2. Establish a Business Line of Credit

Many small business owners turn to a line of credit to weather a temporary decline in sales / revenue. However, securing a line of credit can be lengthy and intimidating: the approval process has become more stringent and interest rates continue to increase. Lenders have become more cautious and selective in approving loans, making it harder for businesses to access much-needed funds.

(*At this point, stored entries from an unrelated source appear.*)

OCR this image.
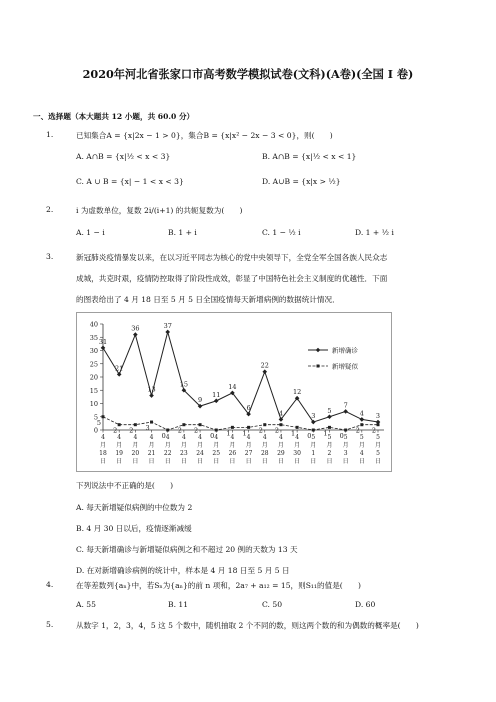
2020年河北省张家口市高考数学模拟试卷(文科)(A卷)(全国 I 卷)
一、选择题（本大题共 12 小题，共 60.0 分）
1.	已知集合A = {x|2x − 1 > 0}，集合B = {x|x² − 2x − 3 < 0}，则(　　)
A. A∩B = {x|½ < x < 3}	B. A∩B = {x|½ < x < 1}
C. A ∪ B = {x| − 1 < x < 3}	D. A∪B = {x|x > ½}
2.	i 为虚数单位，复数 2i/(i+1) 的共轭复数为(　　)
A. 1 − i	B. 1 + i	C. 1 − ½ i	D. 1 + ½ i
3.	新冠肺炎疫情暴发以来，在以习近平同志为核心的党中央领导下，全党全军全国各族人民众志
成城，共克时艰，疫情防控取得了阶段性成效，彰显了中国特色社会主义制度的优越性．下面
的图表给出了 4 月 18 日至 5 月 5 日全国疫情每天新增病例的数据统计情况．
0
5
10
15
20
25
30
35
40
4
月
18
日
4
月
19
日
4
月
20
日
4
月
21
日
4
月
22
日
4
月
23
日
4
月
24
日
4
月
25
日
4
月
26
日
4
月
27
日
4
月
28
日
4
月
29
日
4
月
30
日
5
月
1
日
5
月
2
日
5
月
3
日
5
月
4
日
5
月
5
日
31
21
36
13
37
15
9
11
14
6
22
4
12
3
5
7
4 3
5
2 2 3
0
2 2
0 1 1 2 2 1 0 1 0
2 2
新增确诊
新增疑似
下列说法中不正确的是(　　)
A. 每天新增疑似病例的中位数为 2
B. 4 月 30 日以后，疫情逐渐减缓
C. 每天新增确诊与新增疑似病例之和不超过 20 例的天数为 13 天
D. 在对新增确诊病例的统计中，样本是 4 月 18 日至 5 月 5 日
4.	在等差数列{aₙ}中，若Sₙ为{aₙ}的前 n 项和，2a₇ + a₁₂ = 15，则S₁₁的值是(　　)
A. 55	B. 11	C. 50	D. 60
5.	从数字 1，2，3，4，5 这 5 个数中，随机抽取 2 个不同的数，则这两个数的和为偶数的概率是(　　)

Compared to men, women are less likely to apply for loans due to a fear of not qualifying, as well as anxiety around carrying debt. The fears are not unfounded. According to studies, women are 3X less likely than men to get a business loan. While the idea of convincing a loan officer and then carrying debt can be unsettling, it’s not necessarily a bad thing. Having capital can also be what allows your business to grow. If you’re struggling with where to start when applying for a small business loan, here are some tips to help you increase your chances of being approved:

  • Be Persistent: If you are denied a loan or line of credit, it doesn’t mean you should give up. Continue exploring different lenders and financial institutions. Sometimes, a "no" from one lender can lead to a "yes" from another.

  • Showcase Future Prospects: When applying for a business loan, present a clear picture of your potential customers and upcoming events. Demonstrating a well-thought-out business plan with a pipeline of prospective clients or participation in trade shows can instill confidence in lenders about the future of your business.

  • Highlight Your Product: If you have a tangible product, bring it to meetings with potential lenders. Having them see and experience your product's value firsthand can create a lasting impression and help you stand out from other applicants.

  • Personal Credit Score: Many lenders require personal guarantees when extending business credit. Make sure that your personal credit score is in good standing, since this will a significant role in the approval process.

  • Efficient Use of Credit: If you secure a line of credit or use a business credit card, allocate these funds wisely. Utilize them to purchase necessary materials, invest in growth opportunities like attending trade shows or other concrete steps to expand your business.

  • Humanize the Process: Remember that lenders are people too. Build relationships, communicate your business's unique value proposition, and show how your financial needs align with your growth objectives.

  • Cost-Benefit Analysis: Be aware that interest rates on business loans or lines of credit may range between 8% and 10% during a recession. Factor in these rates when evaluating the costs and benefits of financing options.

  • Consider a CDFI: While traditional banks often have strict requirements for securing business loans, Community Development Financial Institutions (CDFIs) are more accessible to businesses that may not meet traditional bank requirements. Here is one example of a CDFI in Upper Manhattan. You can find your local version of these kinds of resources set up specifically to help small businesses.

3. Don’t DIY This

Navigating a “silent recession” requires you to be proactive, adaptable, and think outside of the box. By conserving cash, exploring alternative financing options, finding new growth opportunities and pursuing a business line of credit, you can make sure your business not only stays standing during economic uncertainty, but emerges stronger. This is not a time to go it alone! Consider joining a community of other entrepreneurs such as The Network, a Chamber of Commerce or Luminary to find peers, mentors and coaches as you navigate how to protect and grow your business, no matter what is happening in the economy. And who knows, you might find your new business bestie?